José Maria deu-se conta de que, com as obrigações do seu cargo e família a proteger, naquele ambiente lhe seria difícil opor-se abertamente ao partido de Salazar, que cada dia arrebatava um pouco mais do poder, e no qual os generais e os ricos se tinham unido à Igreja. Mas homem justo e socialista convicto, não ia ficar de braços caídos enquanto os governantes e a secreta cada dia espezinhavam mais o povo.

Fez-se conspirador. Saía de noite à paisana, ou então disfarçado de pescador do mar, tão completamente que arranjara uma rede e bóias que carregava às costas. Doutras vezes da parte de doente e desaparecia durante dias, deixando a mulher e a sobrinha aflitas. Se alguém viesse perguntar por ele, dissessem que tinha ido para o hospital.

Quando regressava, sempre pelo escuro, assustavam-se ao vê-lo desembrulhar da rede caixas de munição, revólveres ou os panfletos vermelhos que misteriosamente apareciam depois espalhados pelas ruas, no mercado, no adro das igrejas. E como nenhuma delas tinha força para o dissuadir daqueles perigos, nem ele era pessoa de escutar súplicas, cada vez que se ia embora ajoelhavam-se ambas diante da cómoda, onde o bruxulear da lamparina parecia dar vida à imagem de Santo António.

 

Dos esforços e dos riscos só tirou o lucro de ter feito o que lhe mandava a consciência e o orgulho de ter permanecido fiel aos seus ideais.
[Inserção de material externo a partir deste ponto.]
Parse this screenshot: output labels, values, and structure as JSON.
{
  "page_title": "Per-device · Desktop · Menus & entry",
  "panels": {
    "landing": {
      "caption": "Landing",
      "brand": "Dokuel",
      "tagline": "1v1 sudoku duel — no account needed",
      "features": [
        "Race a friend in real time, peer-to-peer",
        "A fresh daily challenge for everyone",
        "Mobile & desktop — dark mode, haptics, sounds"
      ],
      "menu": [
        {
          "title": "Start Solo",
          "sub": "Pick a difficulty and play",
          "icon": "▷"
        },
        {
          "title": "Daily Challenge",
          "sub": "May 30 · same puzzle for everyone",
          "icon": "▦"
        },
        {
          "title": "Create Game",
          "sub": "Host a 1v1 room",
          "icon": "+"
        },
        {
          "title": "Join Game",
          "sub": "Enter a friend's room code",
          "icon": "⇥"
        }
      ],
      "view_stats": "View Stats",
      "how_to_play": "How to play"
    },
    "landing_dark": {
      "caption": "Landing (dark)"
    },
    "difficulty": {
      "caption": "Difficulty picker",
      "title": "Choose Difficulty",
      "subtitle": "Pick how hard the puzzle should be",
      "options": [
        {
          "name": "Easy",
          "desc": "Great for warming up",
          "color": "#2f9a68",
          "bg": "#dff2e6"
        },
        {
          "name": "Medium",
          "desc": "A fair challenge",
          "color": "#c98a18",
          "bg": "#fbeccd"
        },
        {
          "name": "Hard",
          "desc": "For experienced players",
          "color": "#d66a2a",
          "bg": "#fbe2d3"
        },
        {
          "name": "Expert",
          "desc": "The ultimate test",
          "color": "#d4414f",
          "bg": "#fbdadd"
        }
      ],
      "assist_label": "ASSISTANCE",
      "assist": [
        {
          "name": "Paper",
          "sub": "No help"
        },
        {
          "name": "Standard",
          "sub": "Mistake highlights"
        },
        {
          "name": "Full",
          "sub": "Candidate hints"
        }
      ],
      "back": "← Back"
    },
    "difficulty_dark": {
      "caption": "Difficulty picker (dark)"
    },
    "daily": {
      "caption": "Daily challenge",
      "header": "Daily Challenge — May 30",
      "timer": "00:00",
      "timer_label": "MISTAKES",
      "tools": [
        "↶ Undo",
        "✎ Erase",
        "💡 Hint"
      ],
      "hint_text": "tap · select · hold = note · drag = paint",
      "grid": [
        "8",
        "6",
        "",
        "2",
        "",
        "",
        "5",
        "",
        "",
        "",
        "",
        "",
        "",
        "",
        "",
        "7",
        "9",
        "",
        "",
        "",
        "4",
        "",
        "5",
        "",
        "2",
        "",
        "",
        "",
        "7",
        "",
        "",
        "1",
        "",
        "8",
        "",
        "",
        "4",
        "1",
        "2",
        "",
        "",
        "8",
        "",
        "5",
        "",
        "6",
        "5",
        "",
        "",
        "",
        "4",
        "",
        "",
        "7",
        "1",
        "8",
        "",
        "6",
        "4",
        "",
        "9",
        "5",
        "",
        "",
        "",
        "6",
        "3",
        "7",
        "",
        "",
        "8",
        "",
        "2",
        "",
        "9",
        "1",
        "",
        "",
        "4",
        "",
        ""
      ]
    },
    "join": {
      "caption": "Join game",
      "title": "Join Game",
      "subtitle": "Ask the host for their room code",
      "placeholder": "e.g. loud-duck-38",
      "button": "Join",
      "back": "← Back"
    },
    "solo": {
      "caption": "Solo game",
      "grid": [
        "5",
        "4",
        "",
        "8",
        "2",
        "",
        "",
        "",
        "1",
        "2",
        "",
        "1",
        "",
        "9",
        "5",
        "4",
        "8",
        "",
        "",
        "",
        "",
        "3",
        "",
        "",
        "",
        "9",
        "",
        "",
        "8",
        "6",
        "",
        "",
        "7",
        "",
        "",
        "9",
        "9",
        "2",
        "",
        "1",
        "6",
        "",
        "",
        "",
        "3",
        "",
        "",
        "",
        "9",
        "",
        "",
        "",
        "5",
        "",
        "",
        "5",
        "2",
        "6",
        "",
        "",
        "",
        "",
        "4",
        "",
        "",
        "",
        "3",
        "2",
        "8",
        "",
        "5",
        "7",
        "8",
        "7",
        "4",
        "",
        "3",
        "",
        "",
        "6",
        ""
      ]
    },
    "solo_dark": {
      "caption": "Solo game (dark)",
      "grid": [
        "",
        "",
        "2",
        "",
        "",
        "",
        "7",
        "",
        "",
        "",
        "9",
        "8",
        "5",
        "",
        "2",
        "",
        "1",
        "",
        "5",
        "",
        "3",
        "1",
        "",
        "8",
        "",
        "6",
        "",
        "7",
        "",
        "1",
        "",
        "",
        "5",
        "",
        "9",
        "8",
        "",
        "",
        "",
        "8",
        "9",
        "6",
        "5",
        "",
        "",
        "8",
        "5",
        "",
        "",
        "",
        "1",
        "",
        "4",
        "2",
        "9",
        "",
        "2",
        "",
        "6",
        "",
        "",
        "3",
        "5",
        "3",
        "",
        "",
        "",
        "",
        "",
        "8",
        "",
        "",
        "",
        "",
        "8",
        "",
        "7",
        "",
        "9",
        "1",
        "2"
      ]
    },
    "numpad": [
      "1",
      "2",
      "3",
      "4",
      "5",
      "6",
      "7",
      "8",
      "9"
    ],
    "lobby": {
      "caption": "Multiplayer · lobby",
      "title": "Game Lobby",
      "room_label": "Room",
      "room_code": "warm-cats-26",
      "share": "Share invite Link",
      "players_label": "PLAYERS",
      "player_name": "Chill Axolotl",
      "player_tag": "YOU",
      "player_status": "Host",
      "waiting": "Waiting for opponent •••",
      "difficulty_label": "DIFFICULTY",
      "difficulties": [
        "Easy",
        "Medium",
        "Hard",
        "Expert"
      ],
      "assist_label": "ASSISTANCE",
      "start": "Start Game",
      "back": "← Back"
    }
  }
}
Ficou-lhe também a cicatriz duma bala que o tinha apanhado de raspão num braço, e a lembrança da amargura do dia em que o comandante o intimou a que fosse ao seu gabinete. Que o tinha por homem de respeito e funcionário cumpridor, disse, por isso não compreendia que se tivesse metido com uma canalha que queria a desgraça do país. Felizmente, as forças que defendiam Deus, a Família, a Ordem e o Progresso tinham triunfado, e os opositores iam pagar caro a ousadia de terem desafiado quem defendia os mais preciosos valores da Pátria.

Graças à sua intervenção pessoal, ele, José Maria, desta vez escapava. Passava-se a esponja sobre as asneiras que tinha feito; mas aos concursos não precisava de ir, porque nunca mais seria promovido. A menos que, se estivesse disposto a cooperar…

José Maria respondeu-lhe que não estava no seu feitio ser canalha nem denunciante, o melhor era deixarem a conversa, porque assim se evitavam dissabores para ambos, nem teria ele de lhe pagar ali mesmo o insulto com um par de bofetadas.

O comandante corou e calou-se. Talvez menos por temor do que pelo respeito que lhe impunha o senhor José Maria desde o tempo em que um era o que ficara, simples chefe de posto, e o outro o guarda seu subordinado, que à força de traições tinha subido os graus da hierarquia com uma celeridade de foguete.

Alarmadas com o modo que lhe viram quando entrou em casa, pálido, a transpirar, as mãos num tremedouro, a mulher e a sobrinha recearam que lhe fosse dar outro ataque. Mas ele sossegou-as, não era nada, uma arrelia que tinha tido. Que lhe arranjassem um chá e despachassem a ceia, depois lhes contava o que se tinha passado entre ele e o Andrade. Lembravam-se dele? Um que tinha uma mulher ruiva e era agora comandante?